MODERN DAD | By Jon Show
I—like most people my age—grew up in a home that had appliances. I don’t remember anything specific about them other than they had buttons and knobs and churned through daily performances like workhorses.
They were the backbone of the house. Cleaners of dishes and underwear. Cookers of breakfasts and dinners. Chillers of OJ and milk.
They were unheralded, likely. Underappreciated, for sure. I remember nothing about them and certainly never had an opinion about them.
The appliances currently sitting in our home? I know a lot about them. I have opinions on them and most of those opinions—correction, all of those opinions—are negative.
Please keep in mind that my dislike doesn’t stem from their appearance or features. I couldn’t care less. My dislike is much more simple than that.
I hate them because none of them work correctly.
When we built a house in Cornelius seven years ago the house came with brand new appliances, which was pretty amazing for two people who had never owned anything of significance that was brand new.
Things fell apart, literally and figuratively, rather quickly.

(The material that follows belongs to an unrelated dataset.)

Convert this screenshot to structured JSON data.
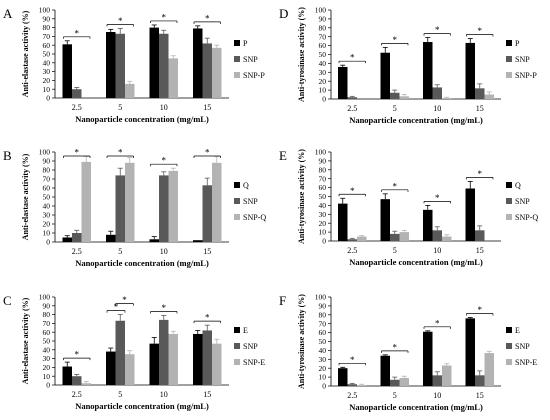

The first week in the house the dishwasher wouldn’t work so we called the warranty person who jury rigged the top with a mounting bar because the bottom of the countertop somehow interfered with the touchpad.
Fridge leaves me cold
The house also came with a side-by-side fridge, but when it was delivered the right door wouldn’t open because there was a six inch bump-out in the way.
“That fridge won’t fit in this house,” I was told. I found that interesting because it came with the house.
Back I went to exchange it for an LG bottom-drawer freezer fridge that fit in the house. Problem solved, or so I thought.
That fridge—made by a company that sells TVs—went back to the store six months later because it made so much noise that you had to turn up the TV to drown it out.
A few months later the stovetop developed a loud vibration that occurs anytime the oven is turned above 350 degrees.
About a year after we moved in, the brand new fancy Samsung dryer burned up because someone forgot to pull a protective grate off the roof vent at the end of construction. It cost $400 to repair and a few months later the dryer just fell apart for reasons the repairman couldn’t explain.
I was done with fancy glass top appliances so I went to Home Depot and purchased a Whirlpool, thinking the issue was The Mother of Dragon’s insistence on picking household appliances that came with all kinds of fancy touchpad options and ding-ding-duh-ding-dang sounds.
Shortly after that we received a warranty notice for our washer that informed us “the washing machine top can detach unexpectedly from the washing machine chassis during use, posing a risk of injury from impact.”
The notice said we would be contacted within six months to schedule a repair for our potentially exploding washer.
Seven months later a repairman showed up with a metal bar that he bolted to the wash basin to keep it from blasting through the ceiling, and put a new sticker on the control panel that obscured the Heavy Load option.
Problem solved, I guess?
Our whites, darks and delicates spent the next year successfully rotating through wash cycles until the Mother of Dragons went down an internet rabbit hole about black mold in Samsung washers – and off I went to Home Depot to buy a Whirlpool washer without any steam settings, hand holding or ding-ding-duh-ding-dong sounds.
Finally, our washer-dryer problems were behind us because we were putting our faith in a trusted brand that had been churning out clean clothes for more than a century, and not a company that makes cell phones.
Two years later we still have the same washer and dryer, but the washer violently shakes on every spin cycle and the dryer requires a minimum of two cycles to dry anything heavier than underwear. So much for relying on the “world’s leading kitchen and laundry appliance company.”
No fixin’ this
Back to the kitchen.
Last year one of my neighbors – who has the same Electrolux fridge – asked if I’d checked the back of it for a ball of ice. I hadn’t – because who looks at the back of their fridge – but when I did? Yup. Big ol’ chunk of ice.
I called Electrolux and the repairman arrived a couple weeks later. As I explained the problem to him upon entering our house, he told me that the problem was common … and unrepairable.
“We used to glue a yoga mat on the back of it but that didn’t work,” he said, as he pulled out the fridge and looked craned his neck to look around back. “Yup, that’s it. Nothing we can do.”
He left. Electrolux charged my card $150 for the service visit. Not a bad racket for a company that makes vacuums. Speaking of sucking …
The microwave was the one appliance in our house that worked without fail—until last week when the glass plate snapped in half while microwaving food.
It broke under the weight of its only responsibility, like every other machine in our household. Never churning through daily performances like workhorses. Certainly not the backbone of the house.
Unheralded and underappreciated, deservedly so.
Jon Show lives in Robbins Park with his wife, who he calls “The Mother of Dragons.” Their 10-year-old son is “Future Man” and their 7-year-old daughter is “The Blonde Bomber.” Their dog is actually named Lightning.